À aujourd’hui 82 ans, Yayoi Kusama a déposé sa marque de fabrique unique et avant-gardiste : les petits pois.

Habitée par des hallucinations visuelles depuis l’enfance, elle reproduit ses visions colorées et sphériques dans des motifs récurrents et polymorphes. Sculptures, installations, dessins et vidéos, mais aussi des performances sur des corps humains comme en 1968 sur le pont de Brooklyn en protestation contre la guerre au Vietnam. À cette même époque elle produit un film avec Yuld Yalkut « Kusama’s Self-Obliteration » qui deviendra un film expérimental culte (voir sur youtube, parties 123).

Sa souffrance psychopathologique la pousse a se faire interner volontairement dans un hôtel psychiatrique à Tokyo, en 1973, et où elle demeure encore aujourd’hui.

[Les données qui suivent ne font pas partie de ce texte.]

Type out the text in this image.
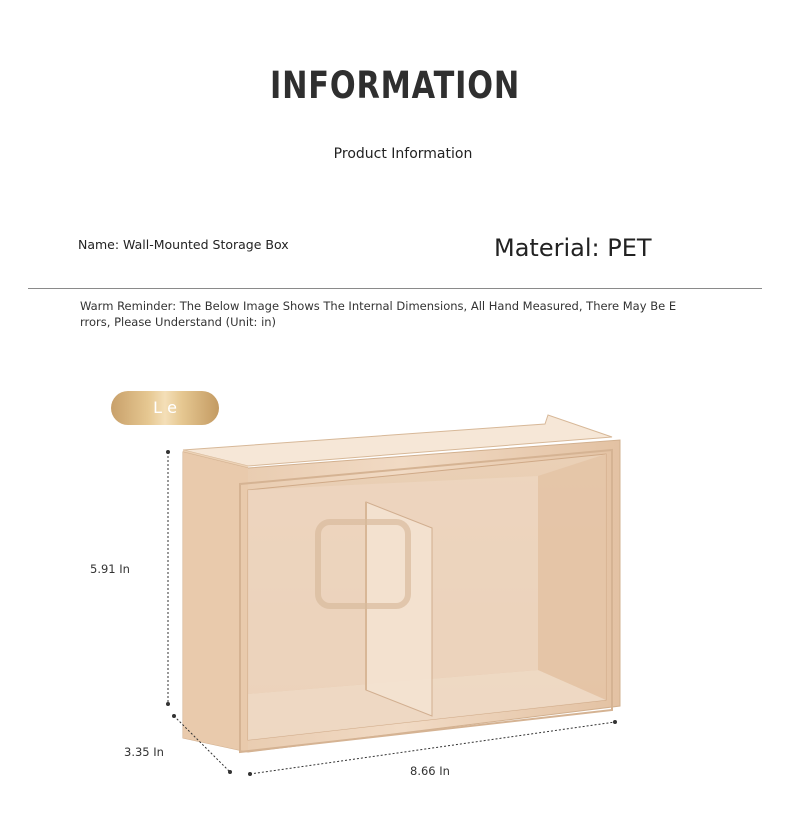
INFORMATION
Product Information
Name: Wall-Mounted Storage Box	Material: PET
Warm Reminder: The Below Image Shows The Internal Dimensions, All Hand Measured, There May Be Errors, Please Understand (Unit: in)
L e
5.91 In
3.35 In
8.66 In
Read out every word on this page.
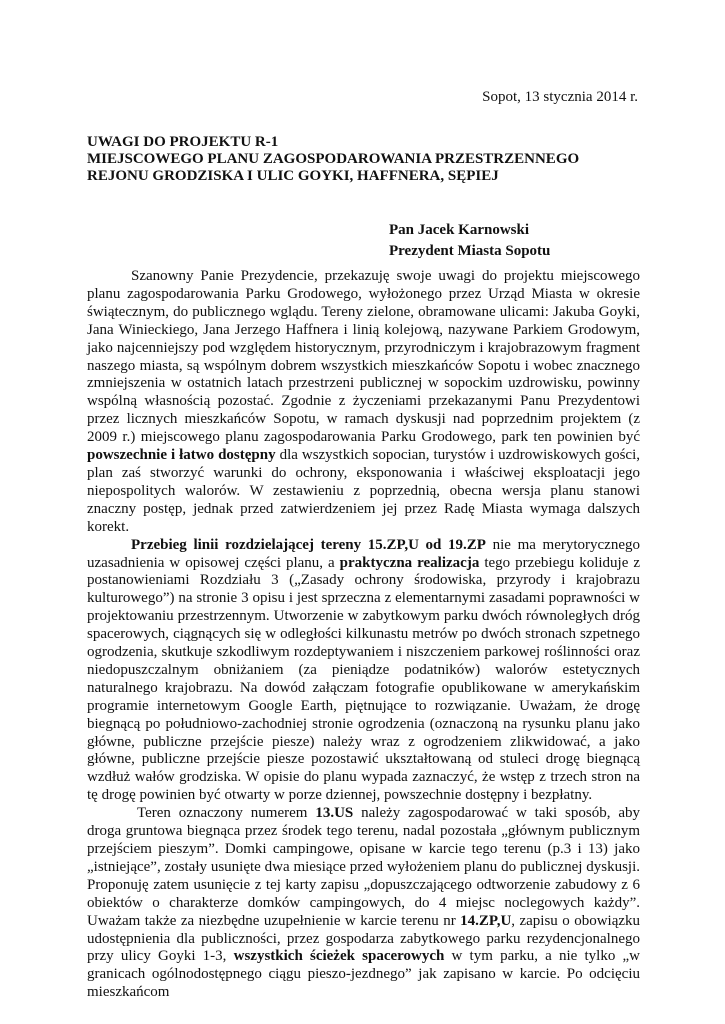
Sopot, 13 stycznia 2014 r.
UWAGI DO PROJEKTU R-1
MIEJSCOWEGO PLANU ZAGOSPODAROWANIA PRZESTRZENNEGO
REJONU GRODZISKA I ULIC GOYKI, HAFFNERA, SĘPIEJ
Pan Jacek Karnowski
Prezydent Miasta Sopotu

Szanowny Panie Prezydencie, przekazuję swoje uwagi do projektu miejscowego planu zagospodarowania Parku Grodowego, wyłożonego przez Urząd Miasta w okresie świątecznym, do publicznego wglądu. Tereny zielone, obramowane ulicami: Jakuba Goyki, Jana Winieckiego, Jana Jerzego Haffnera i linią kolejową, nazywane Parkiem Grodowym, jako najcenniejszy pod względem historycznym, przyrodniczym i krajobrazowym fragment naszego miasta, są wspólnym dobrem wszystkich mieszkańców Sopotu i wobec znacznego zmniejszenia w ostatnich latach przestrzeni publicznej w sopockim uzdrowisku, powinny wspólną własnością pozostać. Zgodnie z życzeniami przekazanymi Panu Prezydentowi przez licznych mieszkańców Sopotu, w ramach dyskusji nad poprzednim projektem (z 2009 r.) miejscowego planu zagospodarowania Parku Grodowego, park ten powinien być powszechnie i łatwo dostępny dla wszystkich sopocian, turystów i uzdrowiskowych gości, plan zaś stworzyć warunki do ochrony, eksponowania i właściwej eksploatacji jego niepospolitych walorów. W zestawieniu z poprzednią, obecna wersja planu stanowi znaczny postęp, jednak przed zatwierdzeniem jej przez Radę Miasta wymaga dalszych korekt.

Przebieg linii rozdzielającej tereny 15.ZP,U od 19.ZP nie ma merytorycznego uzasadnienia w opisowej części planu, a praktyczna realizacja tego przebiegu koliduje z postanowieniami Rozdziału 3 („Zasady ochrony środowiska, przyrody i krajobrazu kulturowego”) na stronie 3 opisu i jest sprzeczna z elementarnymi zasadami poprawności w projektowaniu przestrzennym. Utworzenie w zabytkowym parku dwóch równoległych dróg spacerowych, ciągnących się w odległości kilkunastu metrów po dwóch stronach szpetnego ogrodzenia, skutkuje szkodliwym rozdeptywaniem i niszczeniem parkowej roślinności oraz niedopuszczalnym obniżaniem (za pieniądze podatników) walorów estetycznych naturalnego krajobrazu. Na dowód załączam fotografie opublikowane w amerykańskim programie internetowym Google Earth, piętnujące to rozwiązanie. Uważam, że drogę biegnącą po południowo-zachodniej stronie ogrodzenia (oznaczoną na rysunku planu jako główne, publiczne przejście piesze) należy wraz z ogrodzeniem zlikwidować, a jako główne, publiczne przejście piesze pozostawić ukształtowaną od stuleci drogę biegnącą wzdłuż wałów grodziska. W opisie do planu wypada zaznaczyć, że wstęp z trzech stron na tę drogę powinien być otwarty w porze dziennej, powszechnie dostępny i bezpłatny.

Teren oznaczony numerem 13.US należy zagospodarować w taki sposób, aby droga gruntowa biegnąca przez środek tego terenu, nadal pozostała „głównym publicznym przejściem pieszym”. Domki campingowe, opisane w karcie tego terenu (p.3 i 13) jako „istniejące”, zostały usunięte dwa miesiące przed wyłożeniem planu do publicznej dyskusji. Proponuję zatem usunięcie z tej karty zapisu „dopuszczającego odtworzenie zabudowy z 6 obiektów o charakterze domków campingowych, do 4 miejsc noclegowych każdy”. Uważam także za niezbędne uzupełnienie w karcie terenu nr 14.ZP,U, zapisu o obowiązku udostępnienia dla publiczności, przez gospodarza zabytkowego parku rezydencjonalnego przy ulicy Goyki 1-3, wszystkich ścieżek spacerowych w tym parku, a nie tylko „w granicach ogólnodostępnego ciągu pieszo-jezdnego” jak zapisano w karcie. Po odcięciu mieszkańcom
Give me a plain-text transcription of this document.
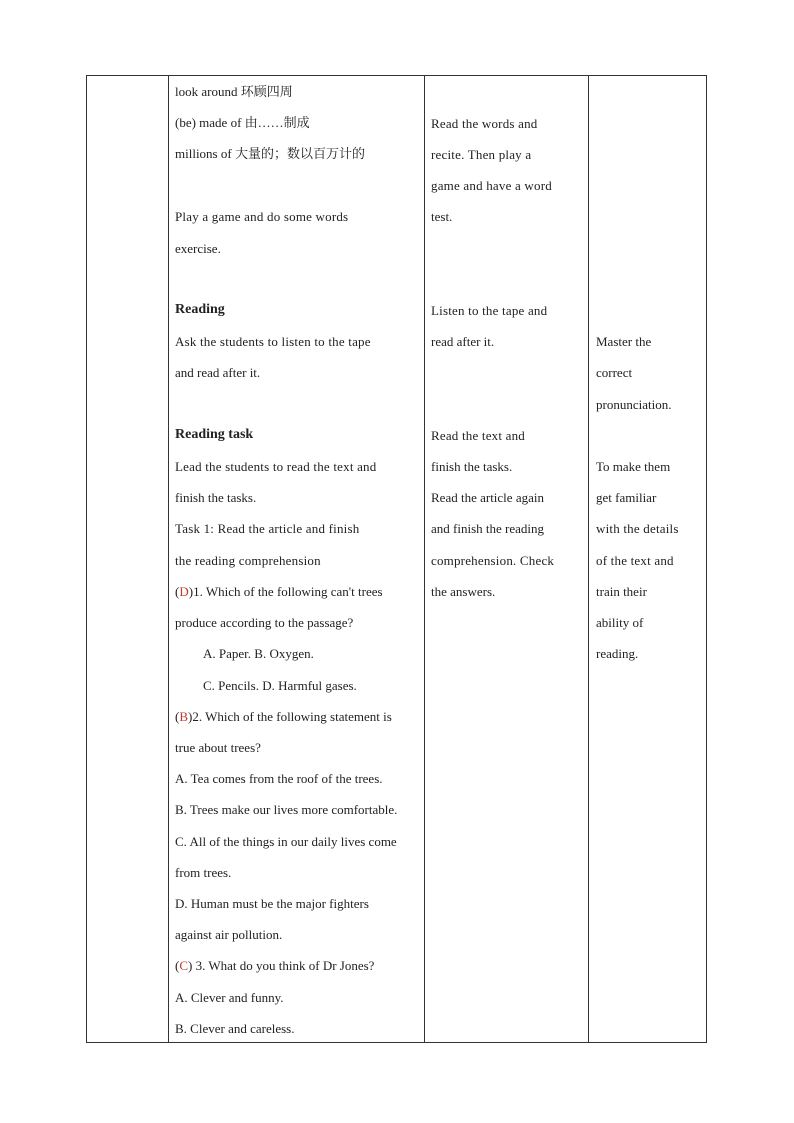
look around 环顾四周
(be) made of 由……制成
millions of 大量的；数以百万计的
Play a game and do some words
exercise.
Reading
Ask the students to listen to the tape
and read after it.
Reading task
Lead the students to read the text and
finish the tasks.
Task 1: Read the article and finish
the reading comprehension
(D)1. Which of the following can't trees
produce according to the passage?
A. Paper. B. Oxygen.
C. Pencils. D. Harmful gases.
(B)2. Which of the following statement is
true about trees?
A. Tea comes from the roof of the trees.
B. Trees make our lives more comfortable.
C. All of the things in our daily lives come
from trees.
D. Human must be the major fighters
against air pollution.
(C) 3. What do you think of Dr Jones?
A. Clever and funny.
B. Clever and careless.
Read the words and
recite. Then play a
game and have a word
test.
Listen to the tape and
read after it.
Read the text and
finish the tasks.
Read the article again
and finish the reading
comprehension. Check
the answers.
Master the
correct
pronunciation.
To make them
get familiar
with the details
of the text and
train their
ability of
reading.
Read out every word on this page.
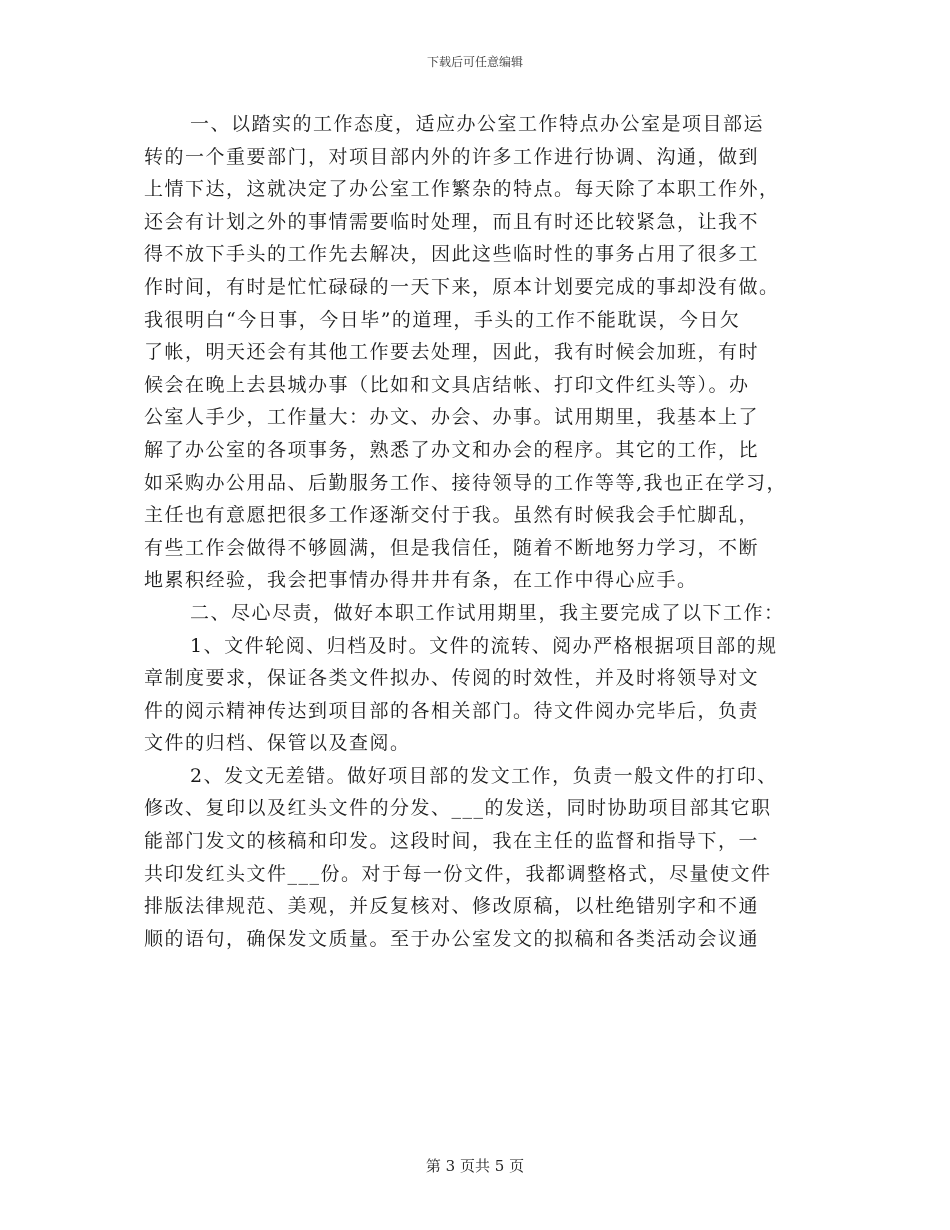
下载后可任意编辑
一、以踏实的工作态度，适应办公室工作特点办公室是项目部运
转的一个重要部门，对项目部内外的许多工作进行协调、沟通，做到
上情下达，这就决定了办公室工作繁杂的特点。每天除了本职工作外，
还会有计划之外的事情需要临时处理，而且有时还比较紧急，让我不
得不放下手头的工作先去解决，因此这些临时性的事务占用了很多工
作时间，有时是忙忙碌碌的一天下来，原本计划要完成的事却没有做。
我很明白“今日事，今日毕”的道理，手头的工作不能耽误，今日欠
了帐，明天还会有其他工作要去处理，因此，我有时候会加班，有时
候会在晚上去县城办事（比如和文具店结帐、打印文件红头等）。办
公室人手少，工作量大：办文、办会、办事。试用期里，我基本上了
解了办公室的各项事务，熟悉了办文和办会的程序。其它的工作，比
如采购办公用品、后勤服务工作、接待领导的工作等等,我也正在学习，
主任也有意愿把很多工作逐渐交付于我。虽然有时候我会手忙脚乱，
有些工作会做得不够圆满，但是我信任，随着不断地努力学习，不断
地累积经验，我会把事情办得井井有条，在工作中得心应手。
二、尽心尽责，做好本职工作试用期里，我主要完成了以下工作：
1、文件轮阅、归档及时。文件的流转、阅办严格根据项目部的规
章制度要求，保证各类文件拟办、传阅的时效性，并及时将领导对文
件的阅示精神传达到项目部的各相关部门。待文件阅办完毕后，负责
文件的归档、保管以及查阅。
2、发文无差错。做好项目部的发文工作，负责一般文件的打印、
修改、复印以及红头文件的分发、___的发送，同时协助项目部其它职
能部门发文的核稿和印发。这段时间，我在主任的监督和指导下，一
共印发红头文件___份。对于每一份文件，我都调整格式，尽量使文件
排版法律规范、美观，并反复核对、修改原稿，以杜绝错别字和不通
顺的语句，确保发文质量。至于办公室发文的拟稿和各类活动会议通
第 3 页共 5 页
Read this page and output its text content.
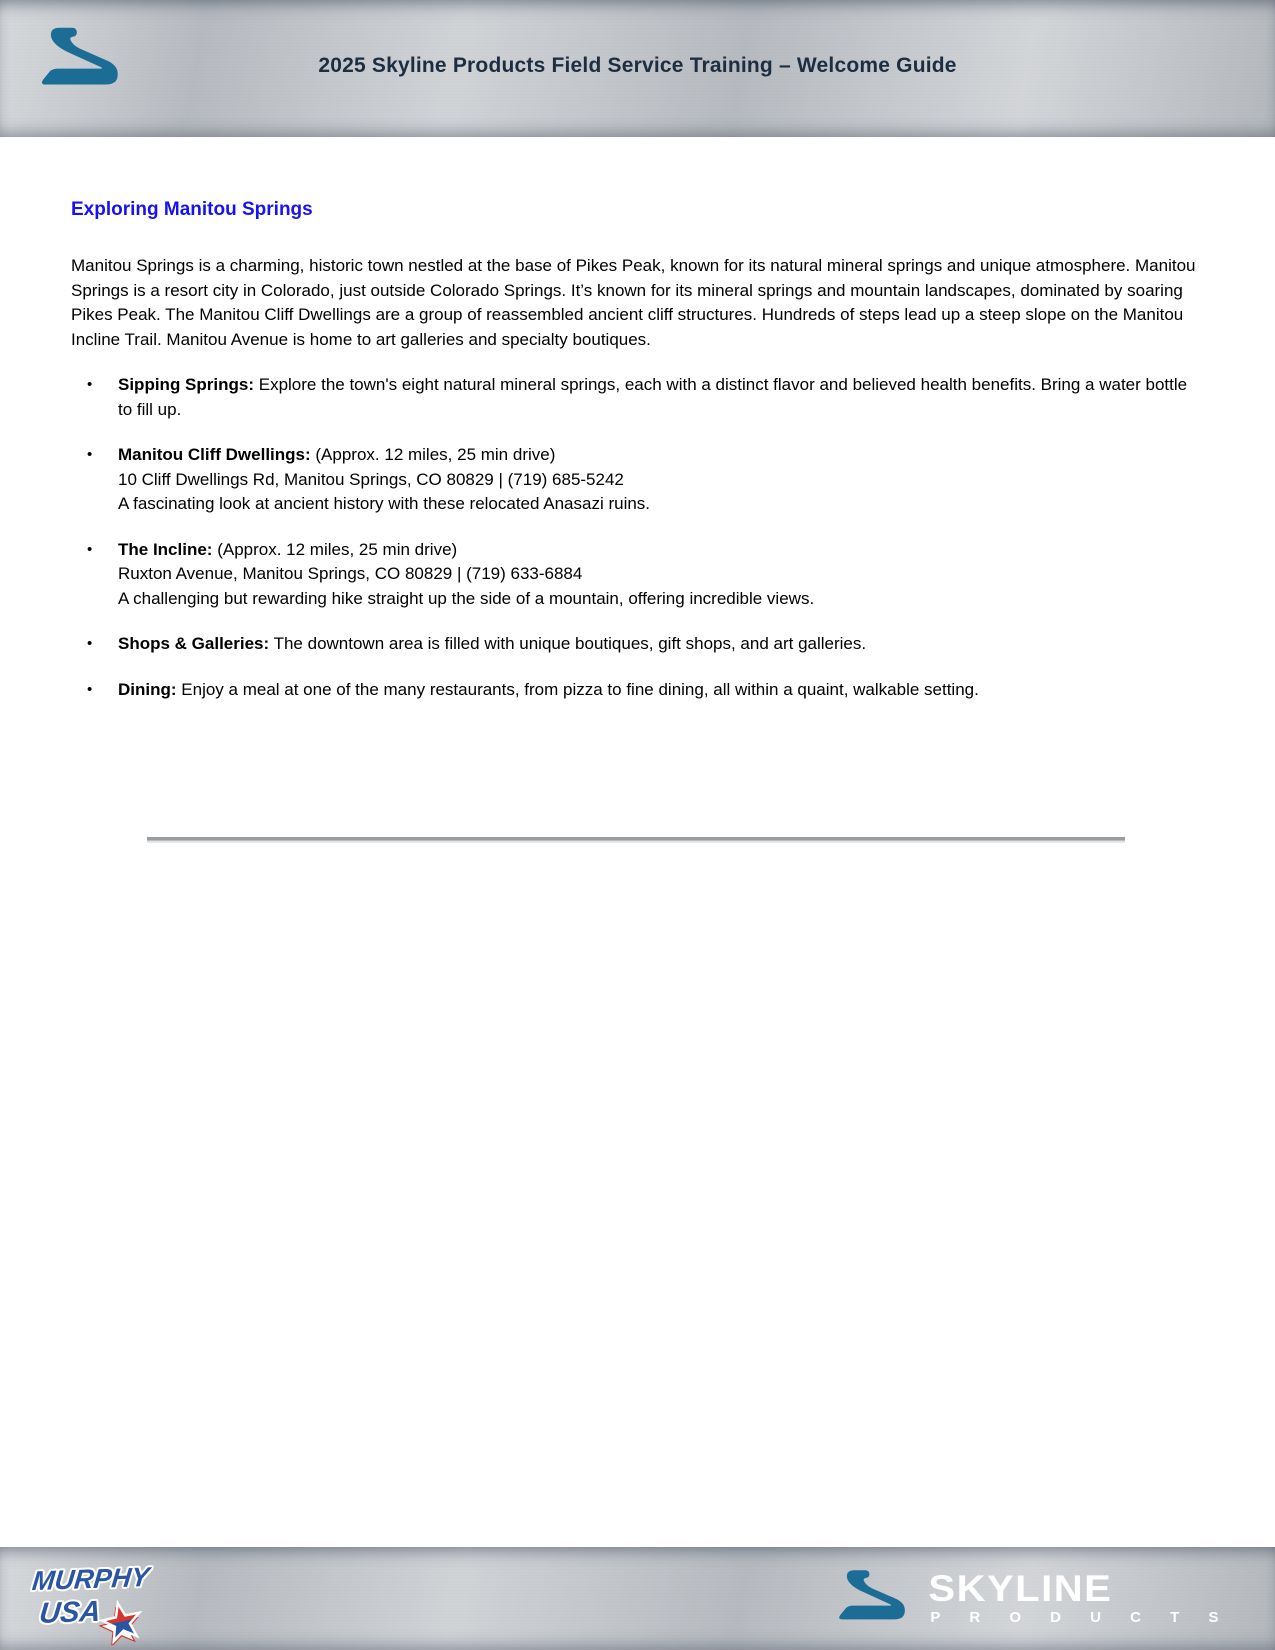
2025 Skyline Products Field Service Training – Welcome Guide
Exploring Manitou Springs

Manitou Springs is a charming, historic town nestled at the base of Pikes Peak, known for its natural mineral springs and unique atmosphere. Manitou Springs is a resort city in Colorado, just outside Colorado Springs. It’s known for its mineral springs and mountain landscapes, dominated by soaring Pikes Peak. The Manitou Cliff Dwellings are a group of reassembled ancient cliff structures. Hundreds of steps lead up a steep slope on the Manitou Incline Trail. Manitou Avenue is home to art galleries and specialty boutiques.

•	Sipping Springs: Explore the town's eight natural mineral springs, each with a distinct flavor and believed health benefits. Bring a water bottle to fill up.
•	Manitou Cliff Dwellings: (Approx. 12 miles, 25 min drive)
10 Cliff Dwellings Rd, Manitou Springs, CO 80829 | (719) 685-5242
A fascinating look at ancient history with these relocated Anasazi ruins.
•	The Incline: (Approx. 12 miles, 25 min drive)
Ruxton Avenue, Manitou Springs, CO 80829 | (719) 633-6884
A challenging but rewarding hike straight up the side of a mountain, offering incredible views.
•	Shops & Galleries: The downtown area is filled with unique boutiques, gift shops, and art galleries.
•	Dining: Enjoy a meal at one of the many restaurants, from pizza to fine dining, all within a quaint, walkable setting.
MURPHY
USA
SKYLINE
P R O D U C T S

Elle se lance alors dans une production prolifique de dessins et rejoint le mouvement post-surréaliste japonais. Des métaphores sexuelles apparaissent dans ses œuvres, sous formes de sculptures et d’installations déclinées dans diverses matières comme le tissus ou les ballons.

En 1978, son roman autobiographique « Manhattan Suicide Addict » (disponible aux Presses du Réel) nous livre sa sensation de grande fragilité et du peu de légitimité du milieu artistique new-yorkais. C’est dans les années 80 que la reconnaissance commence à résonner pour Yayoi, Andy Warhol lui même se dit impressionné par ses principes sériels. Les expositions s’enchaînent. En France, Yayoi Kusama est reconnue comme une pionnière dans sa dimension performative et s’expose au Musée des Beaux-Arts de Calais puis de Dole.

Aujourd’hui cette petite femme aux petits pois pleins la tête continue de décliner son motif obsessionnel sur tous les supports issus de notre culture de masse : bus, téléphones portables, télévisions. Ses installations de miroirs gigantesques multiplient son « corps pois » à l’infini, pour nos yeux et la surface du monde.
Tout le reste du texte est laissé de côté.